Но вернёмся ко мне. Я могла бы поплакать и над собой, если бы это не было так смешно: едва сексуальный шар выкатился, я заперла дверь, улеглась ничком на диван-кровать и читала про забавы Фанни Хилл, пока мне не стало стыдно и я не вышла на середину комнаты, с трудом унимая тошноту, и не поглядела в окно, где на подоконник осела угольная сажа, как это всегда бывает в Нашвилле, и не увидела верхушку клёна с набухшими золотыми и розовыми почками, которые от закатных лучей казались ещё ярче, и не услышала городского шума, гудков автомобилей, снующих по Хилсборо-авеню, шагов людей, возвращавшихся домой с работы, словно шёл самый обычный день.
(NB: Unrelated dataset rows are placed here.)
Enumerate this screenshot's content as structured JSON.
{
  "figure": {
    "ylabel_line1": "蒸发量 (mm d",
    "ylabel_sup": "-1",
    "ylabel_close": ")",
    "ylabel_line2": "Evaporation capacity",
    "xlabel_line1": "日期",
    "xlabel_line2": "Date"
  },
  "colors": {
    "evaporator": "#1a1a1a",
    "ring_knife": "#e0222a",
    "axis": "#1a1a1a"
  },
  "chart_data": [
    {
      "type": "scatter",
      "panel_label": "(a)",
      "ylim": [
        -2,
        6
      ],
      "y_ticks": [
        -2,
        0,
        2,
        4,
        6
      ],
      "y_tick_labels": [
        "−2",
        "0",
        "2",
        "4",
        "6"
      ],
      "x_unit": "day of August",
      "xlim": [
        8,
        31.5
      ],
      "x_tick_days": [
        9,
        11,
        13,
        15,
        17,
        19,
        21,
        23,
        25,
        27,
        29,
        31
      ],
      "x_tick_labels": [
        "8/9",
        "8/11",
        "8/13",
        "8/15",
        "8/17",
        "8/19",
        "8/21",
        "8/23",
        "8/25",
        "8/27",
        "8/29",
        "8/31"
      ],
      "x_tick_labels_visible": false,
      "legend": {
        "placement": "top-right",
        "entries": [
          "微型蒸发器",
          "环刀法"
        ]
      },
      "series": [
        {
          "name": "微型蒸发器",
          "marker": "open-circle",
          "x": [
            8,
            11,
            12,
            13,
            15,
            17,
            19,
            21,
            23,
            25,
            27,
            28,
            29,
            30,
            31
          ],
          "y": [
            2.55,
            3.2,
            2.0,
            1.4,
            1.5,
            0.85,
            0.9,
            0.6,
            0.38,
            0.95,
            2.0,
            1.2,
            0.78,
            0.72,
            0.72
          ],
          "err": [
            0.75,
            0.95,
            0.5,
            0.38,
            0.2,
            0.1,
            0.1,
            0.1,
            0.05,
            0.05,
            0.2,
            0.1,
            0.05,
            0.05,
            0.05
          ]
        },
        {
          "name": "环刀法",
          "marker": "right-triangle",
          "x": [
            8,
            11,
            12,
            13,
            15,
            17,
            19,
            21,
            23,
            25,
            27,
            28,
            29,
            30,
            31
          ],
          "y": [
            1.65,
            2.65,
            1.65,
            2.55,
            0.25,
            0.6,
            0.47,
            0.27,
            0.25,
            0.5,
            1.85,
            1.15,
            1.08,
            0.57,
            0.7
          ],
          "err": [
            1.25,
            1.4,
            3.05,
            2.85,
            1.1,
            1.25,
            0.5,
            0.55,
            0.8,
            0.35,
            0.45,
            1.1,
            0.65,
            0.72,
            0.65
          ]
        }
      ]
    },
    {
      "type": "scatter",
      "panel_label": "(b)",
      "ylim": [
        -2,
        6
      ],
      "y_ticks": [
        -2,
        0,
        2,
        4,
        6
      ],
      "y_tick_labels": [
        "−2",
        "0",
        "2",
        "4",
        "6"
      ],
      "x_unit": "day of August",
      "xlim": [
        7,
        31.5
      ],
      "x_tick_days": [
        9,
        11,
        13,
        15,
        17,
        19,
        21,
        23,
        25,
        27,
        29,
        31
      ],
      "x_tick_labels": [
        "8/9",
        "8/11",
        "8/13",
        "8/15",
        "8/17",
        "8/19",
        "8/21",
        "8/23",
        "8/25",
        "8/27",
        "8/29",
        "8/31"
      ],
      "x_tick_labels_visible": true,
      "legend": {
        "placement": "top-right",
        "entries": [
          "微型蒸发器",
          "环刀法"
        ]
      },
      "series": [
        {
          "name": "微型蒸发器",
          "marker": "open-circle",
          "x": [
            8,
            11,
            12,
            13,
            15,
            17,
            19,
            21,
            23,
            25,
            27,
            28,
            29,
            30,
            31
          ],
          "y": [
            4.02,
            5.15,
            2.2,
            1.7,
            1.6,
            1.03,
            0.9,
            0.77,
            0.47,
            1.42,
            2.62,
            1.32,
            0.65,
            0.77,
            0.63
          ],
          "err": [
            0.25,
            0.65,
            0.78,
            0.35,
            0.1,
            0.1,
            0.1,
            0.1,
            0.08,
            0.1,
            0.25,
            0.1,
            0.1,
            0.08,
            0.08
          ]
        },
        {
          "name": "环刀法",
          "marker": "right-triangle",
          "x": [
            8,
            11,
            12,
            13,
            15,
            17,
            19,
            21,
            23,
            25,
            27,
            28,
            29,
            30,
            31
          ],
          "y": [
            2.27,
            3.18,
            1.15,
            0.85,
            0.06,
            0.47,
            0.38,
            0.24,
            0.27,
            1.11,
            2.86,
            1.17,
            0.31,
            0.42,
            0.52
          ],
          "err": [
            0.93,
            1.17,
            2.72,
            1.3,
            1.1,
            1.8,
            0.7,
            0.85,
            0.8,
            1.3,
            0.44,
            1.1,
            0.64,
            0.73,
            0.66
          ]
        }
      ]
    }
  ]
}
Я стояла, зная, что мне надо поскорее сбегать в лавку, пока её не закрыли, чтобы купить что-нибудь на ужин: на ужин себе, потому что Калвин в ту ночь дежурил. Но двинуться я не могла. Мысль о том, чтобы что-то варить, вызвала у меня тошноту. Есть я не хотела. Я ничего не хотела. Я стояла и хотела умереть.

В ту весну со мной так бывало раз сорок — в конце концов я, двигаясь, как сомнамбула, и стараясь не думать о том, что делаю, всё же доставала книгу, плюхалась на диван или вставала возле кухонной раковины, чтобы побыстрее закинуть книгу в потайное место, если услышу шаги, хотя дверь была заперта, либо же пряталась в ванной с этой игривой наклейкой на двери — ребёнок на горшочке. Да, именно в ванной, до того я чувствовала себя гадкой, с грязной и виноватой.

Кончилось это тем, что я швыряла книгу, вставала посреди комнаты, почему-то обычно под вечер, и глядела на корку прошлогодней сажи на подоконнике, на кленовые почки за окном, которые уже распустились в твёрдые кленовые листья, на стайку скворцов, поднимавших адский гвалт на дереве и усеявших серым помётом все его листья, а надо всем этим лился закатный свет.

И да, я ещё слушала городской шум на Хилсборо и автомобильные гудки. Эти звуки, как вся жизнь, как всё на свете — прошлое и будущее, всё-всё, — уходили от меня, пропадали, и казалось, что скоро во всём мире уже не будет ни звука и наступит непроглядная тьма, а я буду стоять в этой тьме не в силах двинуться с места.